The 2018 quadrennial review order supports Gray Television's arguments against the FCC’s $518,000 enforcement action over a 2020 transaction involving an Anchorage station, Gray told the 11th U.S. Circuit Court of Appeals in a response letter Thursday. Gray was responding to an FCC letter last week giving the court notice of the QR order, which was released in December. Gray has argued that the agency created a requirement for what data is used to determine station rankings without notice when it issued the forfeiture in 2022 (see 2307240065). Ratings data from the time of the transaction showed Gray already owned two of the top-four stations in the market, which the broadcaster has argued means the Anchorage deal didn’t result in a new top-four combination -- instead an existing top-four combination added another station. The FCC has argued that this ratings data wasn’t available to Gray when it made the deal and so is invalid. The QR order changes the ranking methodology to use “available data over a 12-month period immediately preceding the date of application,” Gray told the court Thursday. The inclusion of the word “available” in the QR order “underscores its prior absence, and it highlights the FCC’s failure to provide Gray with fair notice of such a requirement which the FCC invented to justify penalizing Gray,” said the broadcaster. The QR order also doesn’t show that applying the agency’s rule against affiliation swaps to Gray’s purchase of a station’s network affiliation “furthered an interest in competition, as the First Amendment requires,” Gray told the court. “Thus, nothing the FCC said in the 2023 Order cures the fatal defect in the Forfeiture Order.” Oral argument in the case is set for March.
Representatives of the Bristol Bay Cellular Partnership spoke with FCC Wireless and Wireline bureau staff on the company’s request for waiver and revised performance commitments demonstrating it “has met all applicable Alaska Plan deployment milestones.” The reps “explained that the ongoing withholding of support has forced the Company to put several planned system upgrades, network expansions, and other projects on hold,” said a filing posted Thursday in docket 16-271.
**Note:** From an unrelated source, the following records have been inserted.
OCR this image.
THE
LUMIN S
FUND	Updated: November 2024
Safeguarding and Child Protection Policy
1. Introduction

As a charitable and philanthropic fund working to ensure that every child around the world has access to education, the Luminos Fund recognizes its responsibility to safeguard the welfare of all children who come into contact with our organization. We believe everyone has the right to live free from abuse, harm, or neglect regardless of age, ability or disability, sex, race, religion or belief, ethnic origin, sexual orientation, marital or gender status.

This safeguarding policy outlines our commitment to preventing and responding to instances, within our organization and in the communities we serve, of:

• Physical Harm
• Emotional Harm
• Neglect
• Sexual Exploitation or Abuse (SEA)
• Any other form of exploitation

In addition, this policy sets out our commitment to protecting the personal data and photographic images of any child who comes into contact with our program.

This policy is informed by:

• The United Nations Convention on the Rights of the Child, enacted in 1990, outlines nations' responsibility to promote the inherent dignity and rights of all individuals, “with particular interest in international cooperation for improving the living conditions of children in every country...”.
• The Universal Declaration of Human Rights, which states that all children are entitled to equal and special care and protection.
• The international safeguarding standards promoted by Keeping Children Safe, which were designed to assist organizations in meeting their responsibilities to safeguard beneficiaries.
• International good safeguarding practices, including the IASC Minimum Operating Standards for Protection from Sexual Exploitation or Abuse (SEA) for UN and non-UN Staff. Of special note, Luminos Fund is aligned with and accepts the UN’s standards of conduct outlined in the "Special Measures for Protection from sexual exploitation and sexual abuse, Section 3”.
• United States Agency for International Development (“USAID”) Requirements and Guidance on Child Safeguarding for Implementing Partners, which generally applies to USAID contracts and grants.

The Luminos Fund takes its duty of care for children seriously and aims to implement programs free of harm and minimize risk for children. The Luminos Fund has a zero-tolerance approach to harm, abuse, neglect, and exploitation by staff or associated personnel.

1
Wi-Fi Alliance Services representatives urged FCC Office of Engineering and Technology staff to let the company launch operations as an automated frequency coordination system provider in the 6 GHz band. They noted the company “has taken all the steps specified by the Commission to be recognized as a provider of 6 GHz AFC services, including submitting its Report on the public trial it conducted,” a filing posted Thursday in docket 21-352 said.
FCC Chairwoman Jessica Rosenworcel asked auto manufacturers and wireless service providers to help protect domestic abuse survivors "from the misuse of connected car tools by abusers." In letters Thursday, Rosenworcel wrote, "Having access to a car is also a critical lifeline," adding: "No survivor of domestic violence and abuse should have to choose between giving up their car and allowing themselves to be stalked and harmed by those who can access its data and connectivity." Rosenworcel contacted Ford, General Motors, Honda, Hyundai, Mercedes-Benz, Nissan, Stellantis, Tesla and Toyota asking for "details about the connected car systems they offer, any existing plans to support survivors in their efforts to disconnect from abusers, and how these companies handle consumers’ geolocation data." In addition, AT&T, Verizon and T-Mobile received letters. Rosenworcel asked the providers for information about "existing connected car services, treatment of geolocation data from these services, current compliance with the Safe Connections Act of 2022, and how/if the companies provide connected car services to consumers who are not subscribers to their wireless services otherwise."